I've spent most of my life in love with history. As a little boy I played with toy soldiers in some sort of American Revolutionary kit. My parents bought me those hardback American Heritage volumes on great events like the Revolution and the Civil War, which I couldn't put down. My grandparents and all of my older relatives—all Eastern European immigrants—filled my head with stories from their childhoods, long ago and far away. As a teenager I'd go with my father—a university professor—to his office on weekends and head for the university library's dungeon, where they kept the bound volumes of the New York Times, and pore through old issues from World War II, or whatever interested me that day.
I'm not sure exactly what I loved about history. Maybe the sheer craziness and improbability of some or a even a lot of it: a teacher in college discussing modern European history used to say, "If you didn't know it was true you'd think it was fiction," a sentiment that most of us feel about contemporary American public affairs, I think it's fair to say.
Or perhaps it was the romance of time and consciousness travelling to far away places and times, the sheer exotica of it all. I'm not a particularly visual person, so it's not as if I easily conjured up what Tsarist Russia looked like, or even felt like, when my grandfather told me stories about experiencing electric lights for the first time in a town dozens of kilometres from his own home.
As my own small intimate family world became more complicated, sadder and harder, any amateur practitioner of psycho-babble could tell me that perhaps I sought to escape my troubles by running away in my mind to some other time and place, that I replaced the people I lost with new connections found in the lives of others. History is a story about the past and perhaps I just plain liked it more than my own life story.
Whatever the reason my sheer love of the past, of both my ability to connect to it yet feel separate and therefore intrigued by its otherness, never left me. Lots of schooling added layers to that personal feeling, now I know lots of fancy ways of "interrogating" the past, asking analytical questions, thinking about problems, blah blah blah. Those methods for me add to never detract from my deeper love of the subject.
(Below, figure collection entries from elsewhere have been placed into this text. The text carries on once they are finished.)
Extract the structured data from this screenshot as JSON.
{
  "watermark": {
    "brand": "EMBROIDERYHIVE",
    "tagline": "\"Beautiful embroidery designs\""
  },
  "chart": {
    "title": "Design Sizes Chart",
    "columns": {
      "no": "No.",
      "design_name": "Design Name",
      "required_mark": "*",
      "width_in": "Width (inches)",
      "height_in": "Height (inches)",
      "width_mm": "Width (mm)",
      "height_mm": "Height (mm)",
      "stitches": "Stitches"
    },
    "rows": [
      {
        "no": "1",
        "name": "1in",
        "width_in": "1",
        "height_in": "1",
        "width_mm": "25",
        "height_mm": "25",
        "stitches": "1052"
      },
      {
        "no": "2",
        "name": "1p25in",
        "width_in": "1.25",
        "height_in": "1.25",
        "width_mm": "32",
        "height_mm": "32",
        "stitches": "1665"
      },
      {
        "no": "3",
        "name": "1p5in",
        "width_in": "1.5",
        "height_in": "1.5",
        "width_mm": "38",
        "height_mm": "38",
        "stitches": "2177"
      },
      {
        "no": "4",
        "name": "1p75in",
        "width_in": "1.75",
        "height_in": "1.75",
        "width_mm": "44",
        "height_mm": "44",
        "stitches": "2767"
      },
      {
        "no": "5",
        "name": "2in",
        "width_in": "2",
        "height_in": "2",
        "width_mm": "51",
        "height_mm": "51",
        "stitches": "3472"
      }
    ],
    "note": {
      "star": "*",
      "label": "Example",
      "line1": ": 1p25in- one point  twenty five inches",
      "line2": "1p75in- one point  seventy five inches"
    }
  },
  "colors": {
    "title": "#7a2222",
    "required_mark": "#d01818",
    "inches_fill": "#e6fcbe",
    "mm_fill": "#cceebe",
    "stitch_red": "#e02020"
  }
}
So it's with a lot of sadness that I hear the oft-sounded complaints from others that history bores them. Too factual, not enough compelling story. Or too narrative and not intellectually disciplined enough. Too intellectually dispassionate and not personal enough. Or too far away, too hard to feel a connection to something so literally strange.
I hear all that. It helps most of us to connect the micro and the macro, the personal and the social, and then gradually learn how to toggle back and forth between them. When I taught 10th grade European history—a subject which I knew well but for which pedagogically speaking I was completely in over my head—I assigned a family history project. One student, a lovely well behaved but not particularly self confident person at the time, worked on her family's story from Vilna prior to the Holocaust. For an artifact she utilized a picture of her Vilna relatives, including her grandfather as a boy/young adult, on a family business truck. For the next three years we would talk about "The man on the truck": shorthand for the huge events of the rise and fall of Jewish life in Europe, modern social and economic trends like class and capitalism, migration, as well as the Holocaust and World War II. All somehow embodied in "the man on the truck."
So the other day I had my own "man on the truck" episode. I participate in a book group that emerged out of the Tzion program I founded that teaches the history and ideas of Zionism and Israel. The group met on Sunday and at the end of the evening decided for next time to read Vladimir Jabotinsky's novel, The Five. It's a somewhat autobiographical novel, set in Jabotinsky's hometown, Odessa, at the turn of the twentieth century.
I sent the link for the book to the group, an email cohort which somehow includes my uncle, who God willing turns ninety-nine this June. He wrote this response to me:
"Dear David, Jabotinsky used to be a subject of dinner table conversation with Uncle Aaron. You remember that he and Aunt Fan were members of the Odessa young intellectual group who were involved in the 1905 revolt."
My uncle's uncle, Aaron Moldaw, left the Ukraine and arrived in Boston in 1906, and then brought the rest of his family, including my grandmother, his sister, to America in the years before and after World War I. I knew he'd left Russia because of activities relating to the failed revolution of 1905. But I never knew the Jabotinsky connection. All of these years I've been reading and teaching the great man and his life and times, and I never knew that I'm separated by him only by two degrees.
I have a picture of my Great Uncle Aaron with David Ben Gurion and wonder now if he told DBG about his connection to the Revisionist leader, knowing the antipathy that existed between them. I'll probably never know the answer to that. I also have a condolence letter that Rabbi Joseph Soloveitchik wrote to my Aunt Fan when my uncle died, yet another connection to a an important figure in modern Jewish life. So I now feel even closer to the story of my family, to my people, and to the story of Zionism and Israel. Who knew? I wish all students will experience that. They may if they keep reading and trying to discover history for themselves. Consider such discovery your own personal historical version of the search for the missing piece, the seder's notion of the Afikoman. Enjoy the hunt.